The DuraHeart, a new experimental, hi-tech heart-assist device, was implanted in Anthony Shannon July 30—a procedure which made history. A week later, the 62-year old Shannon was reported doing well after the operation performed by a team led by surgeon Francis Pagani, M.D., Ph.D. at the University of Michigan Cardiovascular Center. Shannon is the former director of homeland security and emergency management for Wayne County, Mich., and holds a Ph.D, in public administration.
The “maglev” or magnetic levitation technology used means that that a crucial, constantly revolving part within the hockey puck-sized implanted device never touches the walls of the pumping chamber. Instead, it levitates in the middle, suspended in a magnetic field and pushing blood along. The battery-powered device pushes blood from the heart to the body, taking over most of the function of the left side of a severely weakened heart. The advantage of this technology is that the risk of allowing blood clots to form is reduced, as is damage to blood cells, compared with devices using mechanical pumps. DuraHeart has been used for 70 European patients, and received commercial use approval after a 20-07 clinical trial.
A clinical trial for DuraHeart is being conducted by Drs. Pagani and Yoshifumi Naka, M.D.,Ph.D., from Columbia Presbyterian Hospital in New York, and heart failure patients at U-M and other U.S. centers will be invited to volunteer for it.
“The DuraHeart gives us a new, third-generation option for patients with advanced heart failure who need help to allow them to survive until they can receive a heart transplant,” says Pagani, who leads the U-M Center for Circulatory Support. He has led other national clinical trials of heart-assist devices, including the HeartMate II, which in April received approval from the U.S. Food and Drug Administration after a clinical trial. U-M now offers heart failure patients nearly a dozen different options to support their heart function, including heart transplants. U-M is the national training center for the trial, which is funded by Terumo Heart, and teams from Columbia and the University of Louisville have already traveled to Ann Arbor to learn how to implant the device.

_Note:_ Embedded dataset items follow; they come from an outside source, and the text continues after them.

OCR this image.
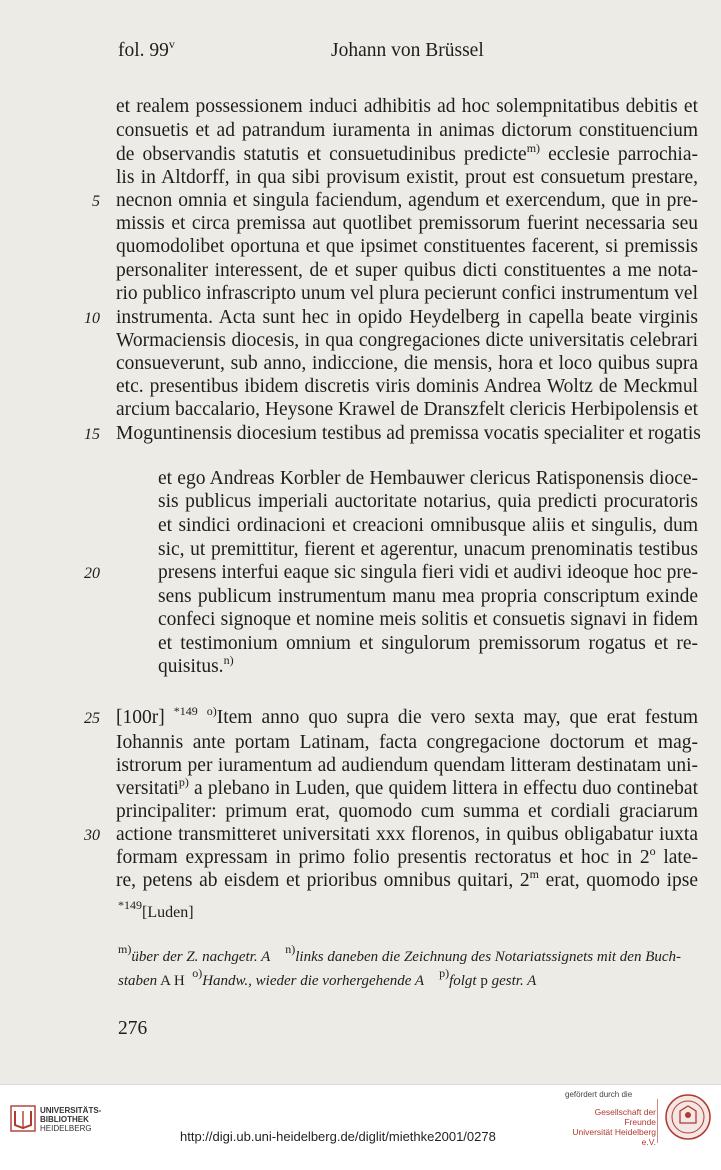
fol. 99$^v$	Johann von Brüssel
et realem possessionem induci adhibitis ad hoc solempnitatibus debitis et
consuetis et ad patrandum iuramenta in animas dictorum constituencium
de observandis statutis et consuetudinibus predicte$^{m)}$ ecclesie parrochia-
lis in Altdorff, in qua sibi provisum existit, prout est consuetum prestare,
5 necnon omnia et singula faciendum, agendum et exercendum, que in pre-
missis et circa premissa aut quotlibet premissorum fuerint necessaria seu
quomodolibet oportuna et que ipsimet constituentes facerent, si premissis
personaliter interessent, de et super quibus dicti constituentes a me nota-
rio publico infrascripto unum vel plura pecierunt confici instrumentum vel
10 instrumenta. Acta sunt hec in opido Heydelberg in capella beate virginis
Wormaciensis diocesis, in qua congregaciones dicte universitatis celebrari
consueverunt, sub anno, indiccione, die mensis, hora et loco quibus supra
etc. presentibus ibidem discretis viris dominis Andrea Woltz de Meckmul
arcium baccalario, Heysone Krawel de Dranszfelt clericis Herbipolensis et
15 Moguntinensis diocesium testibus ad premissa vocatis specialiter et rogatis
et ego Andreas Korbler de Hembauwer clericus Ratisponensis dioce-
sis publicus imperiali auctoritate notarius, quia predicti procuratoris
et sindici ordinacioni et creacioni omnibusque aliis et singulis, dum
sic, ut premittitur, fierent et agerentur, unacum prenominatis testibus
20	presens interfui eaque sic singula fieri vidi et audivi ideoque hoc pre-
sens publicum instrumentum manu mea propria conscriptum exinde
confeci signoque et nomine meis solitis et consuetis signavi in fidem
et testimonium omnium et singulorum premissorum rogatus et re-
quisitus.$^{n)}$
25 [100r] $^{*149}$ $^{o)}$Item anno quo supra die vero sexta may, que erat festum
Iohannis ante portam Latinam, facta congregacione doctorum et mag-
istrorum per iuramentum ad audiendum quendam litteram destinatam uni-
versitati$^{p)}$ a plebano in Luden, que quidem littera in effectu duo continebat
principaliter: primum erat, quomodo cum summa et cordiali graciarum
30 actione transmitteret universitati xxx florenos, in quibus obligabatur iuxta
formam expressam in primo folio presentis rectoratus et hoc in 2$^o$ late-
re, petens ab eisdem et prioribus omnibus quitari, 2$^m$ erat, quomodo ipse
$^{*149}$[Luden]
$^{m)}$über der Z. nachgetr. A $^{n)}$links daneben die Zeichnung des Notariatssignets mit den Buch-
staben A H  $^{o)}$Handw., wieder die vorhergehende A $^{p)}$folgt p gestr. A
276
UNIVERSITÄTS-
BIBLIOTHEK
HEIDELBERG
http://digi.ub.uni-heidelberg.de/diglit/miethke2001/0278
gefördert durch die
Gesellschaft der Freunde
Universität Heidelberg e.V.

“This trial will test the DuraHeart’s potential to overcome some of the issues that have been seen with other devices, including hemolysis caused by shear stress on red blood cells, and clotting risk caused by blood that does not circulate rapidly enough from all areas of the chamber,” Pagani explains. “It also remains to be seen if this device offers superior durability, which might make it useful as a destination therapy that could remove the need for a heart transplant.”

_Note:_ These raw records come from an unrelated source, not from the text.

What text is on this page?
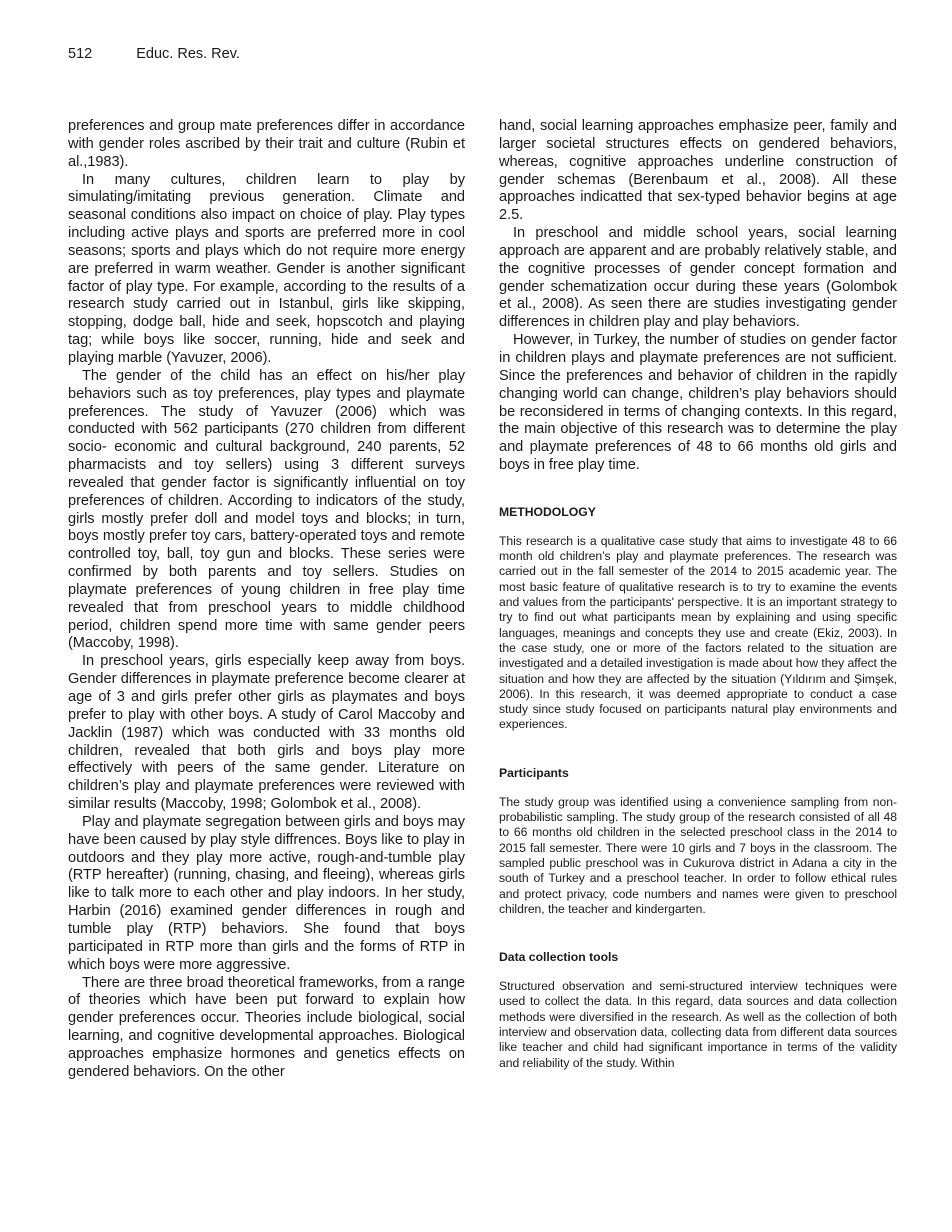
512	Educ. Res. Rev.

preferences and group mate preferences differ in accordance with gender roles ascribed by their trait and culture (Rubin et al.,1983).

In many cultures, children learn to play by simulating/imitating previous generation. Climate and seasonal conditions also impact on choice of play. Play types including active plays and sports are preferred more in cool seasons; sports and plays which do not require more energy are preferred in warm weather. Gender is another significant factor of play type. For example, according to the results of a research study carried out in Istanbul, girls like skipping, stopping, dodge ball, hide and seek, hopscotch and playing tag; while boys like soccer, running, hide and seek and playing marble (Yavuzer, 2006).

The gender of the child has an effect on his/her play behaviors such as toy preferences, play types and playmate preferences. The study of Yavuzer (2006) which was conducted with 562 participants (270 children from different socio- economic and cultural background, 240 parents, 52 pharmacists and toy sellers) using 3 different surveys revealed that gender factor is significantly influential on toy preferences of children. According to indicators of the study, girls mostly prefer doll and model toys and blocks; in turn, boys mostly prefer toy cars, battery-operated toys and remote controlled toy, ball, toy gun and blocks. These series were confirmed by both parents and toy sellers. Studies on playmate preferences of young children in free play time revealed that from preschool years to middle childhood period, children spend more time with same gender peers (Maccoby, 1998).

In preschool years, girls especially keep away from boys. Gender differences in playmate preference become clearer at age of 3 and girls prefer other girls as playmates and boys prefer to play with other boys. A study of Carol Maccoby and Jacklin (1987) which was conducted with 33 months old children, revealed that both girls and boys play more effectively with peers of the same gender. Literature on children’s play and playmate preferences were reviewed with similar results (Maccoby, 1998; Golombok et al., 2008).

Play and playmate segregation between girls and boys may have been caused by play style diffrences. Boys like to play in outdoors and they play more active, rough-and-tumble play (RTP hereafter) (running, chasing, and fleeing), whereas girls like to talk more to each other and play indoors. In her study, Harbin (2016) examined gender differences in rough and tumble play (RTP) behaviors. She found that boys participated in RTP more than girls and the forms of RTP in which boys were more aggressive.

There are three broad theoretical frameworks, from a range of theories which have been put forward to explain how gender preferences occur. Theories include biological, social learning, and cognitive developmental approaches. Biological approaches emphasize hormones and genetics effects on gendered behaviors. On the other

hand, social learning approaches emphasize peer, family and larger societal structures effects on gendered behaviors, whereas, cognitive approaches underline construction of gender schemas (Berenbaum et al., 2008). All these approaches indicatted that sex-typed behavior begins at age 2.5.

In preschool and middle school years, social learning approach are apparent and are probably relatively stable, and the cognitive processes of gender concept formation and gender schematization occur during these years (Golombok et al., 2008). As seen there are studies investigating gender differences in children play and play behaviors.

However, in Turkey, the number of studies on gender factor in children plays and playmate preferences are not sufficient. Since the preferences and behavior of children in the rapidly changing world can change, children’s play behaviors should be reconsidered in terms of changing contexts. In this regard, the main objective of this research was to determine the play and playmate preferences of 48 to 66 months old girls and boys in free play time.

METHODOLOGY

This research is a qualitative case study that aims to investigate 48 to 66 month old children’s play and playmate preferences. The research was carried out in the fall semester of the 2014 to 2015 academic year. The most basic feature of qualitative research is to try to examine the events and values from the participants' perspective. It is an important strategy to try to find out what participants mean by explaining and using specific languages, meanings and concepts they use and create (Ekiz, 2003). In the case study, one or more of the factors related to the situation are investigated and a detailed investigation is made about how they affect the situation and how they are affected by the situation (Yıldırım and Şimşek, 2006). In this research, it was deemed appropriate to conduct a case study since study focused on participants natural play environments and experiences.

Participants

The study group was identified using a convenience sampling from non-probabilistic sampling. The study group of the research consisted of all 48 to 66 months old children in the selected preschool class in the 2014 to 2015 fall semester. There were 10 girls and 7 boys in the classroom. The sampled public preschool was in Cukurova district in Adana a city in the south of Turkey and a preschool teacher. In order to follow ethical rules and protect privacy, code numbers and names were given to preschool children, the teacher and kindergarten.

Data collection tools

Structured observation and semi-structured interview techniques were used to collect the data. In this regard, data sources and data collection methods were diversified in the research. As well as the collection of both interview and observation data, collecting data from different data sources like teacher and child had significant importance in terms of the validity and reliability of the study. Within
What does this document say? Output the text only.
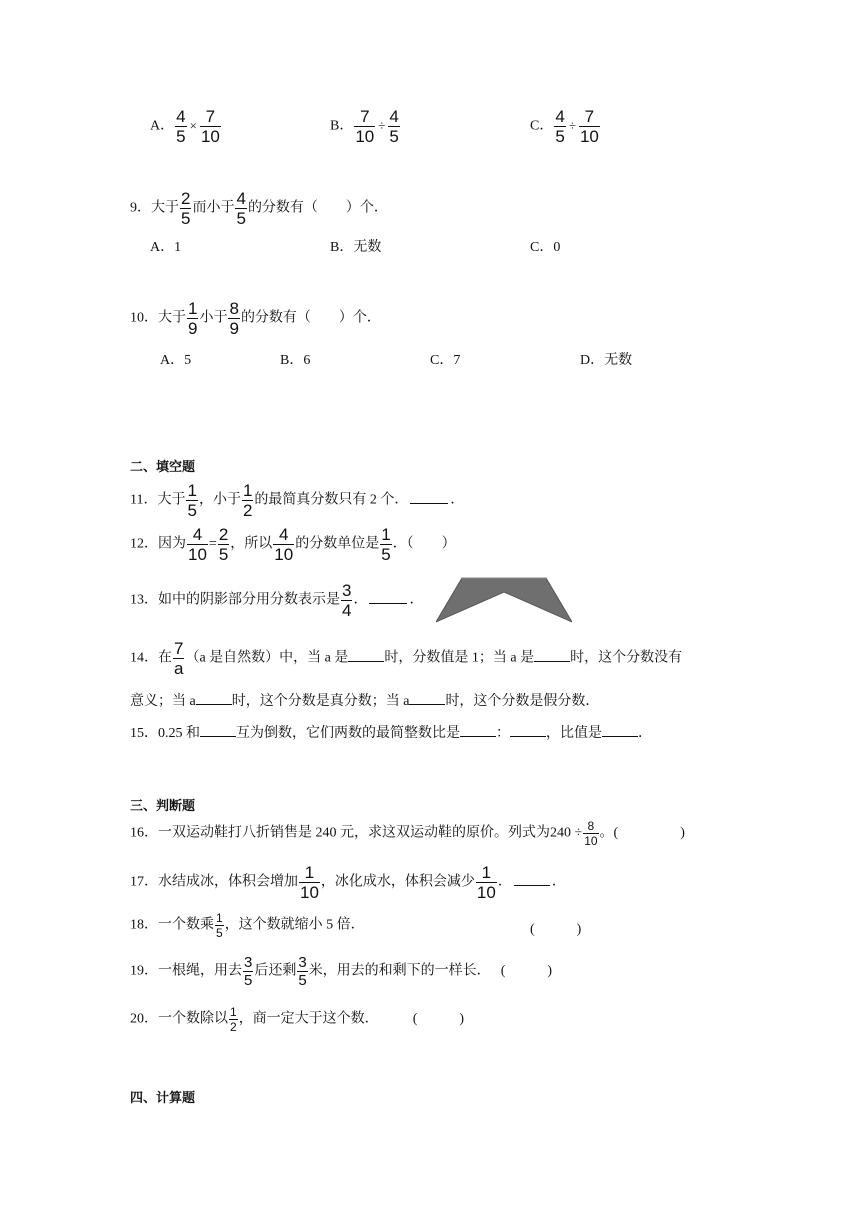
A． $\frac{4}{5} \times \frac{7}{10}$	B． $\frac{7}{10} \div \frac{4}{5}$	C． $\frac{4}{5} \div \frac{7}{10}$
9．大于 $\frac{2}{5}$ 而小于 $\frac{4}{5}$ 的分数有（　　）个．
A．1	B．无数	C．0
10．大于 $\frac{1}{9}$ 小于 $\frac{8}{9}$ 的分数有（　　）个．
A．5	B．6	C．7	D．无数
二、填空题
11．大于 $\frac{1}{5}$ ，小于 $\frac{1}{2}$ 的最简真分数只有 2 个．	．
12．因为 $\frac{4}{10} = \frac{2}{5}$ ，所以 $\frac{4}{10}$ 的分数单位是 $\frac{1}{5}$ ．（　　）
13．如中的阴影部分用分数表示是 $\frac{3}{4}$ ．	．
14．在 $\frac{7}{a} (a$ 是自然数）中，当 a 是	时，分数值是 1；当 a 是	时，这个分数没有
意义；当 a	时，这个分数是真分数；当 a	时，这个分数是假分数．
15．0.25 和	互为倒数，它们两数的最简整数比是	：	，比值是	．
三、判断题
16．一双运动鞋打八折销售是 240 元，求这双运动鞋的原价。列式为$240 \div \frac{8}{10}$ 。(	)
17．水结成冰，体积会增加 $\frac{1}{10}$ ，冰化成水，体积会减少 $\frac{1}{10}$ ．	．
18．一个数乘 $\frac{1}{5}$ ，这个数就缩小 5 倍．	(　　　)
19．一根绳，用去 $\frac{3}{5}$ 后还剩 $\frac{3}{5}$ 米，用去的和剩下的一样长． (　　　)
20．一个数除以 $\frac{1}{2}$ ，商一定大于这个数． (　　　)
四、计算题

Some 5.3 Americans currently experience heart failure, and at any given time some 4,000 are on a waiting list for heart transplants. Because there is a shortage of suitable organ donors however, only 2,100 people in the U.S. receive new hearts, and hundreds of people die each year while waiting for a new heart. Most of the devices developed to help the heart pump over the past 20 years have been left-ventricular assist systems, known as LVADs or LVASs; others have assisted the right side or both, and all are known as VADs. Hospitals can apply for accreditation as a certified VAD center, and U-M recently became one ofmthe few such centers in the U.S.

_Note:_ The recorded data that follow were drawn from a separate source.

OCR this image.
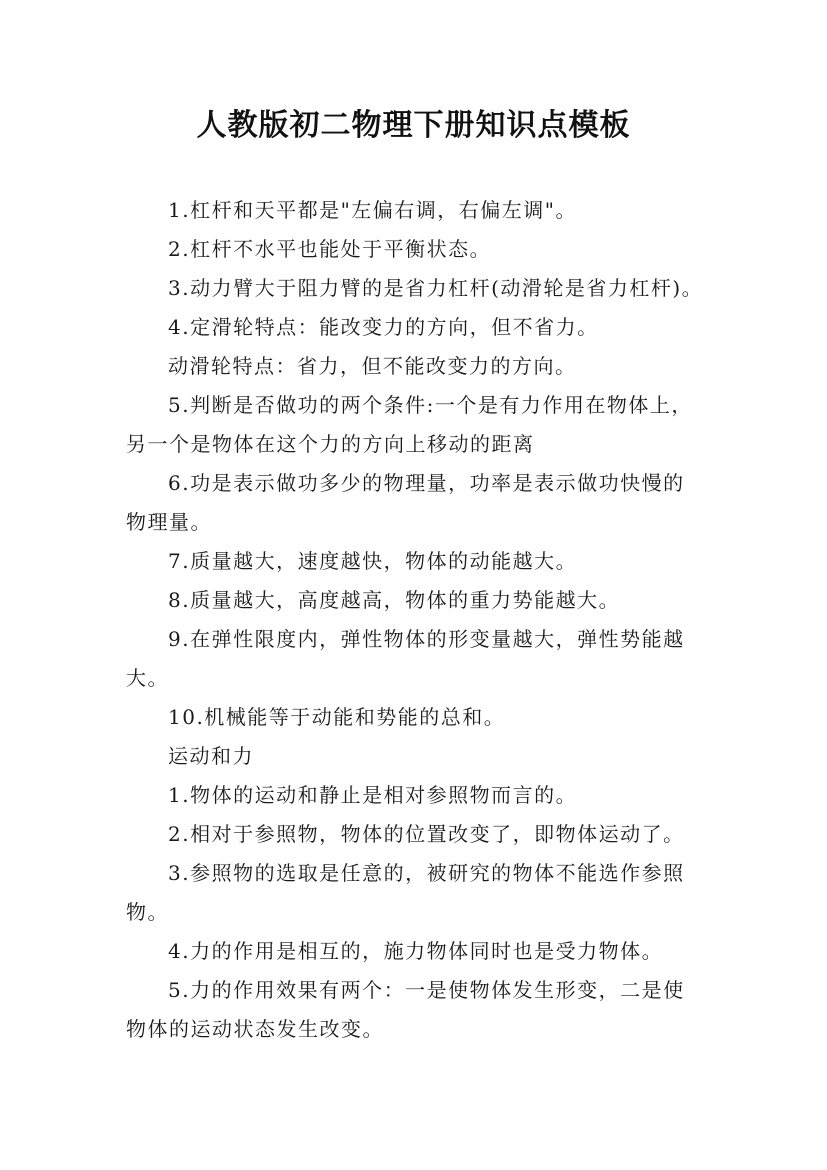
人教版初二物理下册知识点模板
1.杠杆和天平都是"左偏右调，右偏左调"。
2.杠杆不水平也能处于平衡状态。
3.动力臂大于阻力臂的是省力杠杆(动滑轮是省力杠杆)。
4.定滑轮特点：能改变力的方向，但不省力。
动滑轮特点：省力，但不能改变力的方向。
5.判断是否做功的两个条件:一个是有力作用在物体上，
另一个是物体在这个力的方向上移动的距离
6.功是表示做功多少的物理量，功率是表示做功快慢的
物理量。
7.质量越大，速度越快，物体的动能越大。
8.质量越大，高度越高，物体的重力势能越大。
9.在弹性限度内，弹性物体的形变量越大，弹性势能越
大。
10.机械能等于动能和势能的总和。
运动和力
1.物体的运动和静止是相对参照物而言的。
2.相对于参照物，物体的位置改变了，即物体运动了。
3.参照物的选取是任意的，被研究的物体不能选作参照
物。
4.力的作用是相互的，施力物体同时也是受力物体。
5.力的作用效果有两个：一是使物体发生形变，二是使
物体的运动状态发生改变。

The DuraHeart was invented and developed by a team led by Chisato Nojiri, M.D., Ph.D., the chief executive officer of Terumo Heart. More than a decade of research and development has led to this clinical trial and the trial in Europe, as well as a trial in Japan that may begin later this year. Pagani serves as an unpaid consultant to Terumo Heart.
To implant a DuraHeart device, the surgeon diverts blood flow from the ailing left ventricle of the heart into a titanium tube that leads into the pumping chamber. The magnetically levitating impeller, a flat magnetic disc, acts as a paddlewheel, turning constantly as it is magnetically attracted to the turning motor within the pump housing. This pushes blood into a flexible artificial blood vessel, which is connected to the large blood vessel called the ascending aorta.
By assisting the weak left ventricle, which is the heart chamber most commonly affected by heart failure, the DuraHeart allows the heart muscle to rest. It also provides better blood flow to the body, brain and organs than a weak heart ever could – which helps patients prepare for the arduous surgery of a heart transplant.
The DuraHeart is made by Terumo Heart, Inc. based in Ann Arbor, Michigan.